Hücre dışı kesecikler (EV'ler), diğer şeylerin yanı sıra sinir hücreleri tarafından salgılanan ve çeşitli maddeleri taşıyan küçük “kabarcıklardır”. Genellikle kaynaklandıkları hücre tipine özgü olan çeşitli moleküller içerirler. Araştırmacılar EV'lerin aynı zamanda Parkinson hastalığıyla bağlantılı belirli proteinler de içerdiğini buldu. Bu nedenle Parkinson hastalığı için biyolojik belirteçler olarak adlandırılmaya uygundurlar.
EV'ler zaten erken Parkinson tanısı için umut verici biyobelirteçler arasındaydı. Ancak EV'lerin içindeki anlamlı maddeler ile dışarıdaki rastgele moleküller arasında ayrım yapmak henüz mümkün olmadı.
Harvard Üniversitesi ile Brigham ve Kadın Hastanesi'nden araştırmacılar artık EV'lerde yalnızca gerçekten ilgili proteinleri ölçmeyi ve istenmeyen maddeleri ortadan kaldırmayı başardılar. Geliştirilen yöntemle araştırmacılar, alfa-sinüklein proteinini detaylı bir şekilde inceleyebildi. Bu protein, Parkinson hastalarında ve ayrıca Lewy cisimcikli demans hastalarında kimyasal olarak değişikliğe uğrar. Uzmanlar sözde “fosforilasyon”dan bahsediyor.
Yeni testle araştırma ekibi, Parkinson hastalarından alınan örneklerde EV'lerde alfa-sinükleinin fosforile edilmiş bu formunu tespit edebildi. İçlerindeki protein zenginliğini tespit edebildiler. Yeni kan testi, Parkinson veya Lewy cisimcikli demans hastalarını sağlıklı insanlardan daha kesin bir şekilde ayırmayı mümkün kılıyor.

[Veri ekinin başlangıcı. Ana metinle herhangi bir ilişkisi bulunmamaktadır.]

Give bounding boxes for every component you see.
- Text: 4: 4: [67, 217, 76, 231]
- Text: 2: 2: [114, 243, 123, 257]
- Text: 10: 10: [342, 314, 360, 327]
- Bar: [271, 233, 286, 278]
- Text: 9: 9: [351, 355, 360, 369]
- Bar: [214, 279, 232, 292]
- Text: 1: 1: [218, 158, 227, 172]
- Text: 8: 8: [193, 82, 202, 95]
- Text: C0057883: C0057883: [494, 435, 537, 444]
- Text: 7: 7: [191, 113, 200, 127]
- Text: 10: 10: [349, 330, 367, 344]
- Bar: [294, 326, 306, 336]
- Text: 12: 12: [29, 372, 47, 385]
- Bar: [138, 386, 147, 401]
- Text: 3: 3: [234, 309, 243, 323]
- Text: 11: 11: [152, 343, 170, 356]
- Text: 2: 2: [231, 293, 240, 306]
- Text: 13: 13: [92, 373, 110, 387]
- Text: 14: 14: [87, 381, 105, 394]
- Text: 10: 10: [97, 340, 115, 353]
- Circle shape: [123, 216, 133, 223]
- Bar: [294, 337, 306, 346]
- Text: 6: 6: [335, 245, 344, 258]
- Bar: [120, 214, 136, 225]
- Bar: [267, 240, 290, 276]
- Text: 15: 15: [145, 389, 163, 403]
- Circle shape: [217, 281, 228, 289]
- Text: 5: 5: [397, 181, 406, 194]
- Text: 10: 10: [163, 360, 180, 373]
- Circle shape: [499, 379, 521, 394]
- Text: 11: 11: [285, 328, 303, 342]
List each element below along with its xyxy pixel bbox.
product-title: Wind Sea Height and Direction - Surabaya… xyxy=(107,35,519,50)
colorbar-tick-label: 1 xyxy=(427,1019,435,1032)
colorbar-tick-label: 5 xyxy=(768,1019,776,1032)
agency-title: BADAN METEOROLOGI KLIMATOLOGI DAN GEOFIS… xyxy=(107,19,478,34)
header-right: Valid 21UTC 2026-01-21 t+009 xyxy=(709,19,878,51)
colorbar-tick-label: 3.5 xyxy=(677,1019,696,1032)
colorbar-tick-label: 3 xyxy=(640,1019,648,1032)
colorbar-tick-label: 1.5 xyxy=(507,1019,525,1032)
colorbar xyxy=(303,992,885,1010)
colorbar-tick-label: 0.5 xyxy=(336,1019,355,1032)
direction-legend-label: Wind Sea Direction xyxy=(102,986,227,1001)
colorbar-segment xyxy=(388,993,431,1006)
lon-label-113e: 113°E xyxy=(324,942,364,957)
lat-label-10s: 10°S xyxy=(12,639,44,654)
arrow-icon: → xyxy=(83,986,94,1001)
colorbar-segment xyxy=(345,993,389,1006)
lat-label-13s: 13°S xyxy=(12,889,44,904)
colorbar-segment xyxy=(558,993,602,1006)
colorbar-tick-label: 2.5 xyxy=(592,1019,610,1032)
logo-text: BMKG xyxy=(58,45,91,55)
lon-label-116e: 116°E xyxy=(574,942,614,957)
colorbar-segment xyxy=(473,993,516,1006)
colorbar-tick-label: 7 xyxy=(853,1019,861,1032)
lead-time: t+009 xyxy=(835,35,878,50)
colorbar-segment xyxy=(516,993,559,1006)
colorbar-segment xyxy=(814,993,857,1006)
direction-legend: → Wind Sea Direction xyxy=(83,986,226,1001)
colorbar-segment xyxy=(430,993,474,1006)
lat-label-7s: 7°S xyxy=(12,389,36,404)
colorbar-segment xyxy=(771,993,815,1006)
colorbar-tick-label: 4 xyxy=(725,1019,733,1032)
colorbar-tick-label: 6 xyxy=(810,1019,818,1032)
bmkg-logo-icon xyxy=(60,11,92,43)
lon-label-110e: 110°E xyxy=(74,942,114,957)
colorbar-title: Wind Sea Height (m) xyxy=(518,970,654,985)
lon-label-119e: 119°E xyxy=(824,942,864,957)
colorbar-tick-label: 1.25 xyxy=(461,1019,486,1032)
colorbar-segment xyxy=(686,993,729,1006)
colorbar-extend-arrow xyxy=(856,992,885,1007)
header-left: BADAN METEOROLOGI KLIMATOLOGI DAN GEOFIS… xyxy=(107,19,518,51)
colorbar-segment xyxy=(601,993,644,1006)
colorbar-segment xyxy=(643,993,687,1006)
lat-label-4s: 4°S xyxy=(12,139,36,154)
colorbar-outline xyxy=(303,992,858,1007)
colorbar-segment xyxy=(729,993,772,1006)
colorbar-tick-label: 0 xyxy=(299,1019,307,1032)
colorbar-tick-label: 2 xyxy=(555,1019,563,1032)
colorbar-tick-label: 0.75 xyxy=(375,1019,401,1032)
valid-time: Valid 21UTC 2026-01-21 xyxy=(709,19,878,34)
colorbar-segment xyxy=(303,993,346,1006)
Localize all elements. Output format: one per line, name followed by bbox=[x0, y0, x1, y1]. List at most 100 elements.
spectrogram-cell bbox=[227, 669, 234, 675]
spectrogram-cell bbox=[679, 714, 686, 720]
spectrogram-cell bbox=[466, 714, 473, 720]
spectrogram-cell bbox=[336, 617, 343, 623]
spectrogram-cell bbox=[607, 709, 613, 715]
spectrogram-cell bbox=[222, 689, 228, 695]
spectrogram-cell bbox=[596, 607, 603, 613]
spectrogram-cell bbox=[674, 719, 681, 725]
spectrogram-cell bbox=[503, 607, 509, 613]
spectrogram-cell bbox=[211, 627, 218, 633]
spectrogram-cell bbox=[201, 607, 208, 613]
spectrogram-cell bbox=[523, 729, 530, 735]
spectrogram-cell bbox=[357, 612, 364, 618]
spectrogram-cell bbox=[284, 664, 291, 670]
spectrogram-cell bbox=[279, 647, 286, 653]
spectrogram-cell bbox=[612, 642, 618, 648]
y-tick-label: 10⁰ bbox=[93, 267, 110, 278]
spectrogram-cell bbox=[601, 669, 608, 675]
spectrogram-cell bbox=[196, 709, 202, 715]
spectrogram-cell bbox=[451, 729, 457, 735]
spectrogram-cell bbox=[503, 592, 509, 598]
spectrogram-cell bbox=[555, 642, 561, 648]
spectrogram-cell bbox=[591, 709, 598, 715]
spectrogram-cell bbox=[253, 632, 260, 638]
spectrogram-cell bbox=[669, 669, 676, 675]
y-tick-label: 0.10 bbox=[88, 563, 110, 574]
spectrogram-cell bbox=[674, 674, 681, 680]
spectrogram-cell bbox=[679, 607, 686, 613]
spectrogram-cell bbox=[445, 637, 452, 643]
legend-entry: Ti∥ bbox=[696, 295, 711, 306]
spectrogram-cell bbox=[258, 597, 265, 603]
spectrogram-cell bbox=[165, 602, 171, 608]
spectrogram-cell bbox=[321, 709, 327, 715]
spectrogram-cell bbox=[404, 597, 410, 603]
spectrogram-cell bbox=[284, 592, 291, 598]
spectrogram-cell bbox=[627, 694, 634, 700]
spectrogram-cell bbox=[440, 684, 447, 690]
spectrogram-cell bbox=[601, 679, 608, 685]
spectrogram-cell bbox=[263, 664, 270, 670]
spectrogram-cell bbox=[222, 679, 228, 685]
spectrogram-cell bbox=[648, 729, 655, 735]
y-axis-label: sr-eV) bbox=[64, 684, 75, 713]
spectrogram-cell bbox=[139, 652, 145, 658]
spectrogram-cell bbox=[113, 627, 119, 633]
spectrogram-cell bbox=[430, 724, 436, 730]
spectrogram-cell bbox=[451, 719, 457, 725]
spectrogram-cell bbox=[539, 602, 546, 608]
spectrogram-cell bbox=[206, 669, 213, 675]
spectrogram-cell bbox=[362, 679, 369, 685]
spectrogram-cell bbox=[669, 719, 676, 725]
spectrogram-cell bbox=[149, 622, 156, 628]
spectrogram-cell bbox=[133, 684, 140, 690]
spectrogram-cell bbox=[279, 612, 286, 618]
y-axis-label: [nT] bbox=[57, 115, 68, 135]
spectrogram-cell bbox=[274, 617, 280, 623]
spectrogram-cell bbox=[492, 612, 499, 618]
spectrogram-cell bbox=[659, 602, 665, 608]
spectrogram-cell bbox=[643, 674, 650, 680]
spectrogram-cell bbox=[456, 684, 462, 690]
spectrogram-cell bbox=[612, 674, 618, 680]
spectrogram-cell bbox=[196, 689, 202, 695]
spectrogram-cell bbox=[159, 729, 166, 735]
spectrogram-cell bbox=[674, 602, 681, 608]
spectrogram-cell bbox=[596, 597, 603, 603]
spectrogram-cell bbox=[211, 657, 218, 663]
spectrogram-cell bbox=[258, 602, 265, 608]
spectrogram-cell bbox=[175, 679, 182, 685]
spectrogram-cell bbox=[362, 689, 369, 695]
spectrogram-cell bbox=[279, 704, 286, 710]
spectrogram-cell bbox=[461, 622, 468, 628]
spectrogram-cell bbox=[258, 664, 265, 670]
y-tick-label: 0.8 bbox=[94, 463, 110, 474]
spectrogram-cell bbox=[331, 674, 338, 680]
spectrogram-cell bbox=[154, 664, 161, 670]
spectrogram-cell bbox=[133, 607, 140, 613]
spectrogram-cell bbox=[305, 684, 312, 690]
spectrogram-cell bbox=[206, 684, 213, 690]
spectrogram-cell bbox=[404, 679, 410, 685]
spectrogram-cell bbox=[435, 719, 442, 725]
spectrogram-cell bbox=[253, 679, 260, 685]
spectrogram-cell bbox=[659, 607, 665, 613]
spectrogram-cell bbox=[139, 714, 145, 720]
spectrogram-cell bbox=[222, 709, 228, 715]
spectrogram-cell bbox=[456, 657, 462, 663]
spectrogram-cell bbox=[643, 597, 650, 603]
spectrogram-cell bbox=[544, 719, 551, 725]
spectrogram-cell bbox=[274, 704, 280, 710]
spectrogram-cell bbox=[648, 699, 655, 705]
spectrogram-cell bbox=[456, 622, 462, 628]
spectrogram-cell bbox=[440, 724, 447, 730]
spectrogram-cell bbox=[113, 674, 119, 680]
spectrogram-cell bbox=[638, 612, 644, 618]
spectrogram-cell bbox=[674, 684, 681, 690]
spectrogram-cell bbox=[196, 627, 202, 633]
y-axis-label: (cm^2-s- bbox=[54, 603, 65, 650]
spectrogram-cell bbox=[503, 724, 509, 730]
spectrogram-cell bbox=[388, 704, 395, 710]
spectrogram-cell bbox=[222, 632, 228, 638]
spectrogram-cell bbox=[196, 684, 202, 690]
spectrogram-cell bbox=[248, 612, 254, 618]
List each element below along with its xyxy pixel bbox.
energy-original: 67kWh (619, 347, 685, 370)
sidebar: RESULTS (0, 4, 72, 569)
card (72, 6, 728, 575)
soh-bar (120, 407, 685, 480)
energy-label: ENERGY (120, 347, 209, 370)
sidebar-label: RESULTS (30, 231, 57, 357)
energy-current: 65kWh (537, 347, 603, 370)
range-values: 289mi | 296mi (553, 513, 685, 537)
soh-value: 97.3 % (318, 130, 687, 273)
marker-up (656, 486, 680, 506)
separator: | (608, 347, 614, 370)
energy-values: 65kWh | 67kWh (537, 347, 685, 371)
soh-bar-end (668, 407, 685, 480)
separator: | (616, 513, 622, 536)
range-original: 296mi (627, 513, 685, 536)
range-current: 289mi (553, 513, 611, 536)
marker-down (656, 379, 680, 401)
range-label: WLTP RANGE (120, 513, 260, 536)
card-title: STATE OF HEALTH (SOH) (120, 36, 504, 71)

Araştırmanın yazarlarına göre bu teknoloji, invaziv olmayan teşhis yöntemlerinin temeli haline gelebilir ve doktorların Parkinson ve benzeri hastalıkları zamanında tespit etmesine yardımcı olabilir. Wyss Enstitüsü müdürü Donald Ingber, testi bir tür “beyne açılan pencere” olarak tanımlıyor.
Ancak kan testinin günlük tıbbi uygulamalara girmesinden önce daha fazla araştırma yapılması gerekiyor.